GM’s Detroit-Hamtramck plant is yet another example of the city capitalizing on what it knows how to do best: build vehicles.

The automaker decided in November 2018 that Detroit-Hamtramck wouldn’t get another product after it stopped production of the Chevrolet Impala and Cadillac CT6. But in its new labor contract with the United Auto Workers, GM pledged to invest $3 billion in the plant to build electric trucks and vans. That commitment will come with 2,225 new jobs.

Details of what the vehicles will be and when production would start have not been released. Production of the Impala and CT6 have been extended to the end of February, beyond the previous January production end date, because of the six-week UAW national strike against GM.

“We think this is a good investment. It positions us well to lead in battery-electric trucks as well as internal combustion trucks,” GM CEO Mary Barra said on the company’s third-quarter earnings call.

The decision to make the Detroit-Hamtramck plant the center of electric vehicles makes sense logistically, given the proximity to GM's Warren Tech Center and suppliers. The Detroit-Hamtramck workforce has built an electric vehicle before, the discontinued Chevrolet Volt hybrid.

Fiat Chrysler decided its best bet for the future was to invest in Detroit. The automaker is transforming its Mack Avenue plant to build a yet-unnamed three-row, full-size Jeep SUV and next-generation Grand Cherokee. The plant will first build vehicles with traditional internal combustion engines; eventually it will build electrified versions of the models. 

The transformation is expected to take 16 months, with production expected to begin at the end of 2020. The company expects to add 3,850 new jobs at the Mack plant. Fiat Chrysler's Jefferson North plant will also be retooled to build the internal combustion and electrified next-generation Jeep Grand Cherokee along with the Dodge Durango. The plant will get an additional 1,100 jobs.

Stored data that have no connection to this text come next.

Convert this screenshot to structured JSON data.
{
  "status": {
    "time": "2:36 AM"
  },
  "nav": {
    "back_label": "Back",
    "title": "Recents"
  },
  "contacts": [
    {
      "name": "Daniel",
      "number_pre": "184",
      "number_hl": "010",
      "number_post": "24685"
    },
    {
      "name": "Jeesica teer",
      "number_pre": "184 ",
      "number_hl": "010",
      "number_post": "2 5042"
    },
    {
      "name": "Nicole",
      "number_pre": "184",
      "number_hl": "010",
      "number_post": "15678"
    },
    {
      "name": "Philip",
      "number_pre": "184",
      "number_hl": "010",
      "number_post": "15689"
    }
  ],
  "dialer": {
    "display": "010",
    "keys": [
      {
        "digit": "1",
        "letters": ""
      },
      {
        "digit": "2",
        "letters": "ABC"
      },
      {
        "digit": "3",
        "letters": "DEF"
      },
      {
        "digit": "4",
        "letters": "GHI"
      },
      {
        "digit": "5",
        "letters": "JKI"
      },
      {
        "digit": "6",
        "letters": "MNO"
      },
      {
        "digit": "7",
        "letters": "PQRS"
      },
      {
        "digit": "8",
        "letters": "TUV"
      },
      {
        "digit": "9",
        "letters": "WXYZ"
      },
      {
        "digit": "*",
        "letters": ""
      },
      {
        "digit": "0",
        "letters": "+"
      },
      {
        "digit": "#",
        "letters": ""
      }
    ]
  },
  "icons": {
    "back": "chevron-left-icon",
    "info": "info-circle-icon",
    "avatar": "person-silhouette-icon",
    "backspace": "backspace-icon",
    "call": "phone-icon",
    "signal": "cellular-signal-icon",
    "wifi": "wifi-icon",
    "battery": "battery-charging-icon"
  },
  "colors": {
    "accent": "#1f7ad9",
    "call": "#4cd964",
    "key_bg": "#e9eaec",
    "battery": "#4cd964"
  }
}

"Building a new assembly site in Detroit was an obvious choice for us for a number of reasons," said Mark Stewart, chief operating officer for Fiat Chrysler North America. "First, we’ve been building cars on Jefferson Avenue for more than 100 years. Second, we’re repurposing a facility that has been idle since 2012. And it’s in close proximity to Jefferson North, which gives us maximum flexibility. Finally, but most importantly, Detroit is our home."

California-based Edmunds analyst Jessica Caldwell said it's logical for Detroit to see these investments because of the existing infrastructure, workforce and having the Detroit Three headquartered here.

“The thoughts around Detroit have changed,” she said. “We saw it once as a downtrodden place that once was the center for innovation … it has swung back. Going to Detroit is much different than it was 10 years ago. It looks like a different place.”